2. The serious bloggers who wanted photos for their blog, details on what is brewed there, and jotted notes along the way. They were more knowledgeable, took time to appreciate the tour and made notes during the tastings afterwards.
3. The all out beer geek bloggers who know a great deal not only about craft beer styles and the brewing industry, but brew themselves and along the way asked questions, took dozens of photographs, and were impressed with the operation on a totally different scale. This was a smaller group but because home-brewing is more commonplace in the U.S., this was a fully engaged group. Alan fell into this category so for me a lot of the enjoyment was really just watching him as he peered into every nook and cranny and tried to explain to me what I was seeing and why I should be impressed. When you are married to someone so passionate about beer, following them on a tour like this is just like taking a child to a candy factory or large toy store – their enjoyment is infectious!

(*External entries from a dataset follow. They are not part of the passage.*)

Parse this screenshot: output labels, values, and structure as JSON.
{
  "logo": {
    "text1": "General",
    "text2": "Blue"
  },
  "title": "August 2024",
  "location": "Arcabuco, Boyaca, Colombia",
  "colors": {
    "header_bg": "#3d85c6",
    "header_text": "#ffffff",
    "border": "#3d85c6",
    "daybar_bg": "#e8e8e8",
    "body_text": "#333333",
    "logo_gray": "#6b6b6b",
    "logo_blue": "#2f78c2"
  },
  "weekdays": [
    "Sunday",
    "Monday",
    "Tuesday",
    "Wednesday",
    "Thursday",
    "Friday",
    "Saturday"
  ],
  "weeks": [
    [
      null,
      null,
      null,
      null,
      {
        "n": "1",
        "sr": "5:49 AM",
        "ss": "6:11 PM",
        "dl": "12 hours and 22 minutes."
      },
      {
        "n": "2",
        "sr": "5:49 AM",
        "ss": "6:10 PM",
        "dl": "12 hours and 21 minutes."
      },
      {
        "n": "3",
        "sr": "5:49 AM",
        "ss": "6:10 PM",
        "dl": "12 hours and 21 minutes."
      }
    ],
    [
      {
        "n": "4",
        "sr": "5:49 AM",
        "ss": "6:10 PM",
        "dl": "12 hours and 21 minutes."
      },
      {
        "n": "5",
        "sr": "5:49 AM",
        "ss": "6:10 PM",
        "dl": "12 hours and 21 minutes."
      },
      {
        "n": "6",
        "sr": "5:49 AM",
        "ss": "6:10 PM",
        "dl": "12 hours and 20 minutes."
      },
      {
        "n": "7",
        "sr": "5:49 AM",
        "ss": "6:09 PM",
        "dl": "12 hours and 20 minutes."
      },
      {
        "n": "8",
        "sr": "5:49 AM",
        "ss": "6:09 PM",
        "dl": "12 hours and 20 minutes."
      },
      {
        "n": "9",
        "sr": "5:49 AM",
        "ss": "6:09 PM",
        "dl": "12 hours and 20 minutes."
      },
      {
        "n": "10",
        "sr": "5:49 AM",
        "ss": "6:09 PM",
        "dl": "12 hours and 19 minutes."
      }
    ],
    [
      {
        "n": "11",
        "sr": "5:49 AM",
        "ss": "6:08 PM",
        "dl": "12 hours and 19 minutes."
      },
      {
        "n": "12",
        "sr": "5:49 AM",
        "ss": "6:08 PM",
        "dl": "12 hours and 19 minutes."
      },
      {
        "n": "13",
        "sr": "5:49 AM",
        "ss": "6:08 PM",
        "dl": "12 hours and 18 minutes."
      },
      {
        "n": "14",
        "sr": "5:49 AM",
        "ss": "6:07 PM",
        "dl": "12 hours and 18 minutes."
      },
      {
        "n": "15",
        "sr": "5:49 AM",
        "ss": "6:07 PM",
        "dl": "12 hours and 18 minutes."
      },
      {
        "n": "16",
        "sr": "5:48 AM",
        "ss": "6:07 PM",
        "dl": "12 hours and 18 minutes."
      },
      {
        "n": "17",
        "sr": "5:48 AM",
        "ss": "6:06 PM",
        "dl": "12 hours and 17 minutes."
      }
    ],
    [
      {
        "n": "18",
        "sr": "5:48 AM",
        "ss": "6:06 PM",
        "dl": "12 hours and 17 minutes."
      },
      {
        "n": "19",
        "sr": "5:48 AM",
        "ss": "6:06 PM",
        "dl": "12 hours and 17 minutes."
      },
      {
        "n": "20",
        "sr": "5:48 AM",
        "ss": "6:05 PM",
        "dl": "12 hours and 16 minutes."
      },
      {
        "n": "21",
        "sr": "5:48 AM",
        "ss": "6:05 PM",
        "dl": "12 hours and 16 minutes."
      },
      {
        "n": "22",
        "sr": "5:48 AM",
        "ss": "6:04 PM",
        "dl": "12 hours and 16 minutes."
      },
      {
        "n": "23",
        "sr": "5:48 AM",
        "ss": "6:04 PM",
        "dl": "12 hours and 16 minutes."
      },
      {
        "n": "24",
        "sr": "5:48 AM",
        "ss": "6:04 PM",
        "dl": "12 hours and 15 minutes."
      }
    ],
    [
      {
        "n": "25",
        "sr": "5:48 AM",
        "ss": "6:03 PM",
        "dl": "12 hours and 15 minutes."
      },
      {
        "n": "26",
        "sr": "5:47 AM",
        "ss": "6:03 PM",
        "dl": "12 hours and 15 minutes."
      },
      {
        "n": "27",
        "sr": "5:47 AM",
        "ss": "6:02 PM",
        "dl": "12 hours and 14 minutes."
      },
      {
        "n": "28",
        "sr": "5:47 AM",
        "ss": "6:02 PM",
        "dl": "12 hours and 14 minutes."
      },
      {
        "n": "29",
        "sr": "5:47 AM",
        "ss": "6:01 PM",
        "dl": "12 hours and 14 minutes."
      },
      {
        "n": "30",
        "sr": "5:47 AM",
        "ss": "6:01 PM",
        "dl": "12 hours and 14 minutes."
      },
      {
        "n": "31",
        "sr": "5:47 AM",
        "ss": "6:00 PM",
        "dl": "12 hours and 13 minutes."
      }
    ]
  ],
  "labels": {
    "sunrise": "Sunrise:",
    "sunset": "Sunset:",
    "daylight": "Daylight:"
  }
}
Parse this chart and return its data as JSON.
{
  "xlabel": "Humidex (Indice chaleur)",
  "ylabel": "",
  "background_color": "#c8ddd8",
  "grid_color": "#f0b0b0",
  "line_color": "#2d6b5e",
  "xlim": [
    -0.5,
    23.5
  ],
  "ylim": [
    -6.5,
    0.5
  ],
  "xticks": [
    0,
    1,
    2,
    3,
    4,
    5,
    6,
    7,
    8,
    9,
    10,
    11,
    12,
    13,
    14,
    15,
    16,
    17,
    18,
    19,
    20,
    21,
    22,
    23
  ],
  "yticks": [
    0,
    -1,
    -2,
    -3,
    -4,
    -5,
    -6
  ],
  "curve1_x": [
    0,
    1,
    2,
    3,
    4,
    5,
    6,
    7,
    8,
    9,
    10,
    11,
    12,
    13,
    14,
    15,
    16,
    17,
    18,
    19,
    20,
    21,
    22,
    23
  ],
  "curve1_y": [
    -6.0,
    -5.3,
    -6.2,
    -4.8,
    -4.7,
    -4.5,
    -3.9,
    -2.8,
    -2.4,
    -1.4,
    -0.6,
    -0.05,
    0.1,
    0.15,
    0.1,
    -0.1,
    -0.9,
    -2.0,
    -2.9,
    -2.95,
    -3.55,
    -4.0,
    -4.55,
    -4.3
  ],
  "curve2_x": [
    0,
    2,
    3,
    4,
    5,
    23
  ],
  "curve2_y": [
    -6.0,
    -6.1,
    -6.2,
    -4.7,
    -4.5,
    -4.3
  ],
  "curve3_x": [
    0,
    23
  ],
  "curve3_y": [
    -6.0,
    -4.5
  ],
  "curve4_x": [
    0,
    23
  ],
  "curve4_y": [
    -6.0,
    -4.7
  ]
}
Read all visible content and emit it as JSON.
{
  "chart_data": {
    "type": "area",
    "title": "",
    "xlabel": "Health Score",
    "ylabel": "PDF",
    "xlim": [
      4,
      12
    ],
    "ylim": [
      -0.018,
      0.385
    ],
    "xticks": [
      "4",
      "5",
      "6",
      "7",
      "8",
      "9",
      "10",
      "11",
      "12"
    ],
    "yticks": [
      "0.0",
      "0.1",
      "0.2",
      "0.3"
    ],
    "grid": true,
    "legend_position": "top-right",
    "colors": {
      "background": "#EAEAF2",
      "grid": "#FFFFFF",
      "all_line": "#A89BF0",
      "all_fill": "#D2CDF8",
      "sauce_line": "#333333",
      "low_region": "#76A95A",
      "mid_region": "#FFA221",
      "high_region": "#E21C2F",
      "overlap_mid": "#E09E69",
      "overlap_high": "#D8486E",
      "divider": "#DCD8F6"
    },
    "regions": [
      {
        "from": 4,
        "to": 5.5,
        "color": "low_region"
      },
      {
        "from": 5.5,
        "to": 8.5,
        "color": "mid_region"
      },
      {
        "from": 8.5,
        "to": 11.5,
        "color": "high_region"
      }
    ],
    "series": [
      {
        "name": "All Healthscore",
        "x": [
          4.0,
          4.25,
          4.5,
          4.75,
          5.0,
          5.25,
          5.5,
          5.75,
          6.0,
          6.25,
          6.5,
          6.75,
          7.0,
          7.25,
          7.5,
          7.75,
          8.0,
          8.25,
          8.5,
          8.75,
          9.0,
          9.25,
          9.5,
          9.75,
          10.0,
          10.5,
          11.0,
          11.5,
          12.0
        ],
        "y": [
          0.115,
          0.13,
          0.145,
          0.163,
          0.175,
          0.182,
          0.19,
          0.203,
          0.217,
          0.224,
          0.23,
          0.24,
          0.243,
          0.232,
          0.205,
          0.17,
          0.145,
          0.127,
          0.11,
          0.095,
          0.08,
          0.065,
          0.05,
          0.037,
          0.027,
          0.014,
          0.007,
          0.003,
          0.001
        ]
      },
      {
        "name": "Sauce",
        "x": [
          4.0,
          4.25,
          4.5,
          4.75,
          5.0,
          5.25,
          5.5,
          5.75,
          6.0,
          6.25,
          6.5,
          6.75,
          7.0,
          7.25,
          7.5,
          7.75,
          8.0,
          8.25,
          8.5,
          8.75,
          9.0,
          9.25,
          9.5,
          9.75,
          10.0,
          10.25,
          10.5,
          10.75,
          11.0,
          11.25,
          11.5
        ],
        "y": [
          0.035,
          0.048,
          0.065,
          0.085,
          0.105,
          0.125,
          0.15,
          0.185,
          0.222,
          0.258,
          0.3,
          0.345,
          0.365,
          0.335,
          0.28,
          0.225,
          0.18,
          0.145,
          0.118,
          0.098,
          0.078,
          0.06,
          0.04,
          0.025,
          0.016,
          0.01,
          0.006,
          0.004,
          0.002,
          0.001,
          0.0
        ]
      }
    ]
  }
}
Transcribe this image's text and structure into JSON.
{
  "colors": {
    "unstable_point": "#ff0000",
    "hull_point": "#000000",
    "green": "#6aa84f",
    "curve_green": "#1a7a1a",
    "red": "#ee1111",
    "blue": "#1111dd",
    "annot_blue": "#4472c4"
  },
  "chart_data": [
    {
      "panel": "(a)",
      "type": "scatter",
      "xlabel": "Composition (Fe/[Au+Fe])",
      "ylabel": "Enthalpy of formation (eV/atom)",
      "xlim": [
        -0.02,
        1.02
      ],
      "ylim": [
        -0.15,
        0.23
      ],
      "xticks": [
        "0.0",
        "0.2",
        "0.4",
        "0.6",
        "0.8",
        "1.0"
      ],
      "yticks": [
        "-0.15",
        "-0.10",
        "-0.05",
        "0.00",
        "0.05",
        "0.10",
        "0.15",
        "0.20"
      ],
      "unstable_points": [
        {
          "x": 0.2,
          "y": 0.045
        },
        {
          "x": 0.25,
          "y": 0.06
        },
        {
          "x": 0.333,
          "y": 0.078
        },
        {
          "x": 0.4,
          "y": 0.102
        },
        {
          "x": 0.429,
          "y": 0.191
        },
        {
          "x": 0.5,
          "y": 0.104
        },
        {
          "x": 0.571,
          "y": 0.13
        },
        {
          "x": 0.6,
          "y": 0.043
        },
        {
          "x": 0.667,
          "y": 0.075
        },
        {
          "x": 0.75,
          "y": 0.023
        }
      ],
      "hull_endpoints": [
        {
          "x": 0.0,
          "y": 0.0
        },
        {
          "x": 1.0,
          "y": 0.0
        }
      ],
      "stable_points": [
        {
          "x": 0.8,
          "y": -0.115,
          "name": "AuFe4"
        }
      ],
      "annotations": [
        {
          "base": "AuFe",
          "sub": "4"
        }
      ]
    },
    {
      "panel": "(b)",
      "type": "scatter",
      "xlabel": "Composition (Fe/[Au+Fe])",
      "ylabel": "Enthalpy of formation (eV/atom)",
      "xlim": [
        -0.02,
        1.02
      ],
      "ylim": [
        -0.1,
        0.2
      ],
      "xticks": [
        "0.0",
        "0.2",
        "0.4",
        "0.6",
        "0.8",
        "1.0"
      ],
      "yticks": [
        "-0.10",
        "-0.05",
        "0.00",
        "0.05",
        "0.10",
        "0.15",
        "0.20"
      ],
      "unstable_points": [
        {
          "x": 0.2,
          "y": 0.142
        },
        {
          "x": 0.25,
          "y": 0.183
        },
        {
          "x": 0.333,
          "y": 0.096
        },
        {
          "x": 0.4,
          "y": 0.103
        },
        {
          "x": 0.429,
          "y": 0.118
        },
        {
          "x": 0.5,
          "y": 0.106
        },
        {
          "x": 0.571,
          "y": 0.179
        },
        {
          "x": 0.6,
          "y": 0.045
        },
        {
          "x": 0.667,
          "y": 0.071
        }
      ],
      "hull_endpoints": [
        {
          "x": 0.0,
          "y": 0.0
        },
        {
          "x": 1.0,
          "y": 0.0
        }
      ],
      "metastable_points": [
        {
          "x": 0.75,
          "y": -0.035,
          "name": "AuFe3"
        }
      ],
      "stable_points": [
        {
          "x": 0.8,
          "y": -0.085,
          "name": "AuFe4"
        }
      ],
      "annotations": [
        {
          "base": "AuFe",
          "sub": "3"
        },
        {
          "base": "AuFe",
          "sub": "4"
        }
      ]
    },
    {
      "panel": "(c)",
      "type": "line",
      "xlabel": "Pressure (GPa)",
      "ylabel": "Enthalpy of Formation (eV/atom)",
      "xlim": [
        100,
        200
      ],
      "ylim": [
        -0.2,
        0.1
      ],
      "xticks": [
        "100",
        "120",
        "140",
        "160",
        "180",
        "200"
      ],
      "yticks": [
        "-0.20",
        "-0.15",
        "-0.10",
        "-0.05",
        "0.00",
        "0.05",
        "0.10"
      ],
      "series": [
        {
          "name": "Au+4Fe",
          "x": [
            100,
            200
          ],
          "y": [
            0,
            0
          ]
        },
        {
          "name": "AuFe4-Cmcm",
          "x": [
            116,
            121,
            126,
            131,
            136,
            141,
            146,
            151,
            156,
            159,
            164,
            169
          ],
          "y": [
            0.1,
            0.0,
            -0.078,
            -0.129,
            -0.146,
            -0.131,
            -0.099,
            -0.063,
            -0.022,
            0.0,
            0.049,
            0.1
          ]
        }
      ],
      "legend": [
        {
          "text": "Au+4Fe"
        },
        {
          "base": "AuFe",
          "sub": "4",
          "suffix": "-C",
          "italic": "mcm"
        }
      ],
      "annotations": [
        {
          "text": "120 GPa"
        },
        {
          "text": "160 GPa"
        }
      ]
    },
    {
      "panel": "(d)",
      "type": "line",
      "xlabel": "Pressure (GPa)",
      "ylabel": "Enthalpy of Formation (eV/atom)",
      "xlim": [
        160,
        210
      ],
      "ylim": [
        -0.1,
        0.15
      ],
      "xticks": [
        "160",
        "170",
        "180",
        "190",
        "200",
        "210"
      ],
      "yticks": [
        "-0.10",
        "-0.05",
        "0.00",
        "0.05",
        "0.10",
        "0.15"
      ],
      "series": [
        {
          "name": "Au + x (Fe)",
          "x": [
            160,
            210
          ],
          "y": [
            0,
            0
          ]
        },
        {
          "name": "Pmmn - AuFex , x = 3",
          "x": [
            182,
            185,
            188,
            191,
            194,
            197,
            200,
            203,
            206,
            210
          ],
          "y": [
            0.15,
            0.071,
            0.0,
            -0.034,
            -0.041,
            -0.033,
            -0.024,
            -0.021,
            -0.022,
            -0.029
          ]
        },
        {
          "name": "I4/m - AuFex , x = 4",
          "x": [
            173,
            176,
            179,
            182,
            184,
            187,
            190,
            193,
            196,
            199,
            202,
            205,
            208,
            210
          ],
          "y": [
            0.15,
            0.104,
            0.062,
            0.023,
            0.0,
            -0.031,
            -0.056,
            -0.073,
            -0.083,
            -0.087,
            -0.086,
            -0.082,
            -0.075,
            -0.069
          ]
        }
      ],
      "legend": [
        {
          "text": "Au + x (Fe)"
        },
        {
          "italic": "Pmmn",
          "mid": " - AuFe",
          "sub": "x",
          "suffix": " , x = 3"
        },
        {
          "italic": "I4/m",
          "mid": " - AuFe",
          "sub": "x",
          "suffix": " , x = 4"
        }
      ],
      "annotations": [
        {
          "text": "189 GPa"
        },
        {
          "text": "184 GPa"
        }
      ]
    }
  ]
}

Harpoon also provided a lovely food beer pairing menu and sample sheet which provided information about what was provided to taste. Good brew pubs also provide this ‘flight’ of beers. I have no idea why beer samples are called flights (as are wine samples) but here’s a good article that gives as good an explanations as I could find: http://craftbeertasters.wordpress.com/2012/10/16/todays-word-beer-flight/
There are several advantages of a flight. The serving size is usually small 2-4 ounces so you can try a variety of beers and don’t order and pay for a large glass only to discover you don’t actually like the taste. Flights are usually placed on a tray in a specific order (some places don’t serve their flights in a linear line but hopefully in that case the server does their job and indicates what they recommend as the starting beer and what order to move around the circle). Sampling in the appropriate order means that the taster usually is moving from a lighter more delicate tasting less hoppy beer towards a more full flavoured or very hoppy bitter taste. Sampling in the wrong order means your taste buds may not be able to pick out the subtle nuances of flavour of delicate beers which means you’ve just paid for something you can’t appreciate. If the server doesn’t make a suggestion, the flight isn’t presented left to right, and you don’t know the differences between an IPA, wit, pilsner, porter, etc., gamble on starting with the lightest coloured beer and move to darkest colour. The great thing about a flight of beer is that when you finish – you’ll have a good idea of what you like and if there was something you really loved, you can then order a full glass of it (and not the one that made you gag with its bitterness, sweetness, etc.) Unless Alan has already a good knowledge of beers on draught, he’ll often order a flight. Some flights are only 4 beers but some places we’ve been offer 8 samples.
As you can see by the photos, Harpoon really is an impressive facility to visit so if you are in the Boston area and you like visiting breweries, check their website for tour times.